Probabilistic Inference of Precise Spiking Motifs
Authors: Adrien Fois, Laurent Perrinet
Presentation type: Poster at SNUFA 2025 online workshop (5-6 Nov 2025)
Abstract
Neurons must detect and represent precise spiking motifs - structured, temporally patterned volleys of spikes - embedded within noisy activity. How they achieve this remains a fundamental question at the intersection of computational neuroscience and neuromorphic engineering. Conventional spiking models often rely on heuristic thresholds and nonlinearities, which capture some aspects of pattern detection but obscure the underlying computational principles.
We propose a generative model that treats spiking as probabilistic inference. Each output spike reflects an explicit decision about the likelihood that a motif is present, providing a direct and interpretable link between input statistics and firing probability. This formulation avoids ad hoc mechanisms and aligns naturally with established learning techniques.

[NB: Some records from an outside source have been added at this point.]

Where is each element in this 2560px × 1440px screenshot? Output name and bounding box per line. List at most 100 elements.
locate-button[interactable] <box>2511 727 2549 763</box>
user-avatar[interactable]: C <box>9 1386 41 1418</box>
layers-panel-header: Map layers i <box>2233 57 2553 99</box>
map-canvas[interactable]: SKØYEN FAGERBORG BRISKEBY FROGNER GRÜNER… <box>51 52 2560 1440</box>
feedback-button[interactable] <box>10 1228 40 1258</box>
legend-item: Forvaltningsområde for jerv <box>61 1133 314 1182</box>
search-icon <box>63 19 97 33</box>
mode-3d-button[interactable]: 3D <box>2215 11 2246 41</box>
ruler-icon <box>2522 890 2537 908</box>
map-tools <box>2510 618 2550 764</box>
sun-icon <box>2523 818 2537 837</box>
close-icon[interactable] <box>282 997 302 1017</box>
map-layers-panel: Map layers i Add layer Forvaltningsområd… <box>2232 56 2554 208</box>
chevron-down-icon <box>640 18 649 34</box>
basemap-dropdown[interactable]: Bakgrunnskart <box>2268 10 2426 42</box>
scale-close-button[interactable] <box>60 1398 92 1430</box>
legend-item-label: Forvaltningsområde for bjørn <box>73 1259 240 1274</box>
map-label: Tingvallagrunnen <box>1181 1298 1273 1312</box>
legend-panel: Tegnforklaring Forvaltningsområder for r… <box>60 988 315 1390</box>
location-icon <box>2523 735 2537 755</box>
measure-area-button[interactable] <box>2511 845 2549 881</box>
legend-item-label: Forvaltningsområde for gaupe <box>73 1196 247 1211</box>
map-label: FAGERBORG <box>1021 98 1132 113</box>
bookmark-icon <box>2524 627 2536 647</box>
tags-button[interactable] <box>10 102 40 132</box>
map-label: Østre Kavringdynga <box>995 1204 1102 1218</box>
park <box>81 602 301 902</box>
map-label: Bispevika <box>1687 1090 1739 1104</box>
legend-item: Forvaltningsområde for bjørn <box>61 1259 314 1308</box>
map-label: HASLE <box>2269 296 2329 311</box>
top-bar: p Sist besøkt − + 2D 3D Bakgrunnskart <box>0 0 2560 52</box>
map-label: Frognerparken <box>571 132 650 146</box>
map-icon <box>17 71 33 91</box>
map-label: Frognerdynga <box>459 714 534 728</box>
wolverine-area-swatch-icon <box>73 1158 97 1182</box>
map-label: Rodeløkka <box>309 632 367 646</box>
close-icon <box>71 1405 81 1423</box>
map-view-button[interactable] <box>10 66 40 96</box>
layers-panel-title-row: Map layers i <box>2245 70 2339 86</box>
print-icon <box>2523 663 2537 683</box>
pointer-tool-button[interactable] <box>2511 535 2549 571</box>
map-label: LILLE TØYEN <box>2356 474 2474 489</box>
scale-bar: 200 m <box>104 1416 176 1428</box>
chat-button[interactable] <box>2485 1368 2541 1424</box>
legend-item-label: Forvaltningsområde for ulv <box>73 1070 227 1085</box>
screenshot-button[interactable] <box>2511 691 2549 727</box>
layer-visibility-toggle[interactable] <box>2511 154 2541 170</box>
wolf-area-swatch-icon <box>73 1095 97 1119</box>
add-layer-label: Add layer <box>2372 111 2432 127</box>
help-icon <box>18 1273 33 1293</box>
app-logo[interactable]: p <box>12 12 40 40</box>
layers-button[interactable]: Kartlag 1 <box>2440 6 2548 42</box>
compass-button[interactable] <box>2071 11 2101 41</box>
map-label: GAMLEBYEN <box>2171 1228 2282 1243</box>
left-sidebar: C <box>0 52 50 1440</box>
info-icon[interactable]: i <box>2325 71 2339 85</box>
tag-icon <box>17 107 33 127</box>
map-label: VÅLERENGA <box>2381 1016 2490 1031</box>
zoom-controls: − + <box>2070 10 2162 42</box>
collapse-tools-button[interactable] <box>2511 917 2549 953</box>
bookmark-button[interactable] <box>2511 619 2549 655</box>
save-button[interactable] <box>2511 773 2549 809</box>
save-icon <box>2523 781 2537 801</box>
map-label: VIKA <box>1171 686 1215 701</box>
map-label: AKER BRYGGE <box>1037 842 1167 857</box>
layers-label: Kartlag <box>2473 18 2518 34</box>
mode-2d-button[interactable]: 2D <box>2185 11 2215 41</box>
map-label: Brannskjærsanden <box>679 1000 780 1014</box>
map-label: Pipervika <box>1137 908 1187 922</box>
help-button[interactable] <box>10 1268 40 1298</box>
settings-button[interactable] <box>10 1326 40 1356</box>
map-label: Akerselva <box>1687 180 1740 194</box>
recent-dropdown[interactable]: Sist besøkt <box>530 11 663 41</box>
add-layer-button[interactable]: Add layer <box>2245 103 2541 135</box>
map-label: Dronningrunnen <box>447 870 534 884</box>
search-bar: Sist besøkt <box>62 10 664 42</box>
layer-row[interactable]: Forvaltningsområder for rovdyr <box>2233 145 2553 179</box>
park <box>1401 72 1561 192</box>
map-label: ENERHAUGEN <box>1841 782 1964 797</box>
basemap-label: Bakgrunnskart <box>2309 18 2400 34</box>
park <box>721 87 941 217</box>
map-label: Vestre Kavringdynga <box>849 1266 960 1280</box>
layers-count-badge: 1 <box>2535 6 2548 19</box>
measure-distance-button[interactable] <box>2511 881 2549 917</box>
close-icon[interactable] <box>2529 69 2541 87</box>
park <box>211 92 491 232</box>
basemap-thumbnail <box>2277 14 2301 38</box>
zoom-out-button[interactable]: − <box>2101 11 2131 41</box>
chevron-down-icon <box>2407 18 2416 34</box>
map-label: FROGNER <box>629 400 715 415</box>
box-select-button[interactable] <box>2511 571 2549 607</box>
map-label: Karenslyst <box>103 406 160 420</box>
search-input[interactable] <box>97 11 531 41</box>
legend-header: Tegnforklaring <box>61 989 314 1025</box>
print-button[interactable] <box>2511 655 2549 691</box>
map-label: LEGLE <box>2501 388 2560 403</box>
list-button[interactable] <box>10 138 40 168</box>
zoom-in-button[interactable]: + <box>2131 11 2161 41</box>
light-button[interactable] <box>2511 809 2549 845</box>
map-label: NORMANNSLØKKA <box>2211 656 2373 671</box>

Applied to the Spiking Heidelberg Dataset (SHD), the model achieves competitive accuracy with a compact architecture. More importantly, it offers a principled and transparent account of motif detection in spike trains. By combining statistical reasoning with spiking computation, this framework provides an interpretable building block for motif discovery, neural circuit analysis, and neuromorphic engineering.